At the wine school, in general, we learn about all sorts of alcoholic beverages, but of course wine is the major thing we study and our textbook covers wines from all over the world. Wines from France take up about half of the book and wines from Italy consume much of the volume as well. Recently, we finished studying the wines from both of these countries and that was, sort of, the heavy lifting part of the course. Yet there are still many wines from other regions of the world to cover and, unfortunately, I am starting to feel not as focused as I used to be. I'm not alone in this feeling as many of my classmates feel the same way.
The other day, the wine school held a get-together and there were a few faces at the party that I recognized from my wine class. The ambience of the class is getting much more relaxed and nicer as the course progresses and we all get to know each other better.
A shot from the wine school's get-to-gether party.
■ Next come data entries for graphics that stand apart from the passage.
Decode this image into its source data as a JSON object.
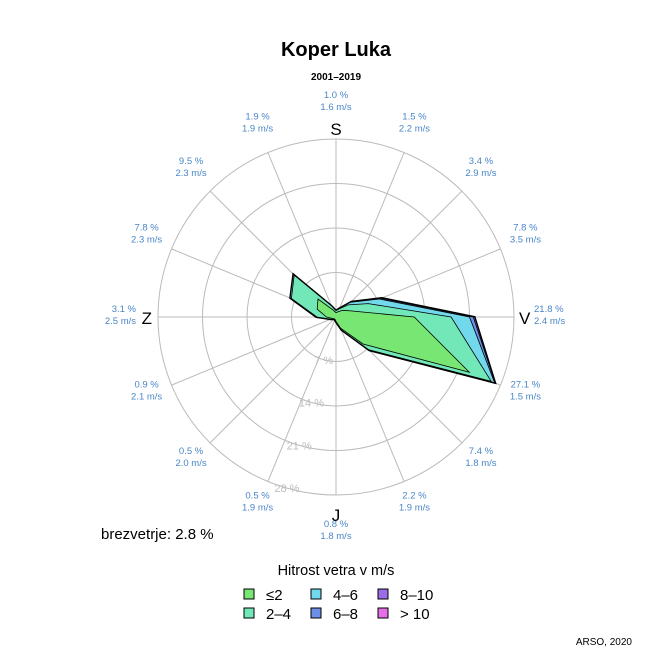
{
  "chart_data": {
    "type": "windrose",
    "title": "Koper Luka",
    "subtitle": "2001–2019",
    "cardinals": {
      "N": "S",
      "E": "V",
      "S": "J",
      "W": "Z"
    },
    "radial_ticks": [
      7,
      14,
      21,
      28
    ],
    "radial_tick_labels": [
      "7 %",
      "14 %",
      "21 %",
      "28 %"
    ],
    "rmax": 28,
    "directions": [
      {
        "dir": "N",
        "pct": "1.0 %",
        "speed": "1.6 m/s",
        "classes": [
          0.7,
          0.3,
          0,
          0,
          0,
          0
        ]
      },
      {
        "dir": "NNE",
        "pct": "1.5 %",
        "speed": "2.2 m/s",
        "classes": [
          0.9,
          0.5,
          0.1,
          0,
          0,
          0
        ]
      },
      {
        "dir": "NE",
        "pct": "3.4 %",
        "speed": "2.9 m/s",
        "classes": [
          1.5,
          1.2,
          0.6,
          0.1,
          0,
          0
        ]
      },
      {
        "dir": "ENE",
        "pct": "7.8 %",
        "speed": "3.5 m/s",
        "classes": [
          2.5,
          3.0,
          1.9,
          0.3,
          0.1,
          0
        ]
      },
      {
        "dir": "E",
        "pct": "21.8 %",
        "speed": "2.4 m/s",
        "classes": [
          12.3,
          5.8,
          2.9,
          0.6,
          0.2,
          0
        ]
      },
      {
        "dir": "ESE",
        "pct": "27.1 %",
        "speed": "1.5 m/s",
        "classes": [
          22.7,
          3.7,
          0.6,
          0.1,
          0,
          0
        ]
      },
      {
        "dir": "SE",
        "pct": "7.4 %",
        "speed": "1.8 m/s",
        "classes": [
          6.0,
          1.3,
          0.1,
          0,
          0,
          0
        ]
      },
      {
        "dir": "SSE",
        "pct": "2.2 %",
        "speed": "1.9 m/s",
        "classes": [
          1.9,
          0.3,
          0,
          0,
          0,
          0
        ]
      },
      {
        "dir": "S",
        "pct": "0.8 %",
        "speed": "1.8 m/s",
        "classes": [
          0.7,
          0.1,
          0,
          0,
          0,
          0
        ]
      },
      {
        "dir": "SSW",
        "pct": "0.5 %",
        "speed": "1.9 m/s",
        "classes": [
          0.4,
          0.1,
          0,
          0,
          0,
          0
        ]
      },
      {
        "dir": "SW",
        "pct": "0.5 %",
        "speed": "2.0 m/s",
        "classes": [
          0.4,
          0.1,
          0,
          0,
          0,
          0
        ]
      },
      {
        "dir": "WSW",
        "pct": "0.9 %",
        "speed": "2.1 m/s",
        "classes": [
          0.6,
          0.3,
          0,
          0,
          0,
          0
        ]
      },
      {
        "dir": "W",
        "pct": "3.1 %",
        "speed": "2.5 m/s",
        "classes": [
          1.5,
          1.5,
          0.1,
          0,
          0,
          0
        ]
      },
      {
        "dir": "WNW",
        "pct": "7.8 %",
        "speed": "2.3 m/s",
        "classes": [
          3.2,
          4.4,
          0.2,
          0,
          0,
          0
        ]
      },
      {
        "dir": "NW",
        "pct": "9.5 %",
        "speed": "2.3 m/s",
        "classes": [
          4.0,
          5.3,
          0.2,
          0,
          0,
          0
        ]
      },
      {
        "dir": "NNW",
        "pct": "1.9 %",
        "speed": "1.9 m/s",
        "classes": [
          1.2,
          0.7,
          0,
          0,
          0,
          0
        ]
      }
    ],
    "calm": "brezvetrje: 2.8 %",
    "legend": {
      "title": "Hitrost vetra v m/s",
      "placement": "bottom",
      "items": [
        {
          "label": "≤2",
          "color": "#77e672"
        },
        {
          "label": "2–4",
          "color": "#72e8b8"
        },
        {
          "label": "4–6",
          "color": "#72d8eb"
        },
        {
          "label": "6–8",
          "color": "#6e8fe8"
        },
        {
          "label": "8–10",
          "color": "#9b6ee8"
        },
        {
          "label": "> 10",
          "color": "#e66ee8"
        }
      ]
    },
    "credit": "ARSO, 2020"
  }
}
Every member who attended the party brought a bottle of wine and by the time the party was over all of the wine was gone.
There are many reasons why I like the Tasaki Shinya Wine School, but what makes me feel like I made a good choice in picking this school is that the teachers keep encouraging us. They keep telling us we are doing great and can do better. This attitude really helps lift our minds and spirits, especially now that our ability to focus is starting to wane. I guess I can't say this is true for the A students, but it's certainly true for me.
I and a few others scored poorly on the recap test for the Italian wines last week, but our teacher kept cheering us on saying that making mistakes helps us to remember better. That motivated me to review the Italian wines more carefully and not to give up on the section. I realize that this course is designed to introduce us to a broad range of wines from all over the world and that in order to become a true expert I will need to work at this subject for many years to come. What really encourages me is to know that no one is born a wine expert. This is a subject and a skill that can be learned and if you keep working at it you keep getting better and better at it.
Our teacher also keeps telling us that our level of knowledge about French and Italian wines currently exceeds that of most native French and Italian people. He says that natives usually don't know as many details about their wines as we do.
Being born a curious person, I needed to confirm that this statement was true, so I gave my French and Italian friends a little quiz the other day. It was true that they didn't know as many details about the wine making process and many other small matters, but they were both born and raised in wine making countries and their experiences with their wines are far deeper than my few months study. The bright side of this story is that now I can talk more intelligently and accurately about wine with both of them and I like that!
An interesting thing I noticed by throwing questions at my foreign friends, was that both of them had no interest in the wines from the other person's country, only interest and knowledge about wines from their own countries. My French friend laughed through his nose and said that Italian wines are not delicate or elegant, so they are not worth drinking. The Italian said that the French have no creativity and have just stolen the Italian wine making techniques over the years and copied them. Both admitted they hardly ever drink imported wine. This made me glad that I'm in a course that covers so many regions and introduces us to so much of the what the world has to offer when it comes to wine.
I found my friends' perspectives on wine interesting but felt a bit sorry for them because last night I had a dry Riesling from Alsas France with grilled fish and will enjoy a Montepulciano d'Abruzzo from Italy with tonight's dinner pairing it with a soy sauce based dish of simmered meat with potatoes. I love living in Japan!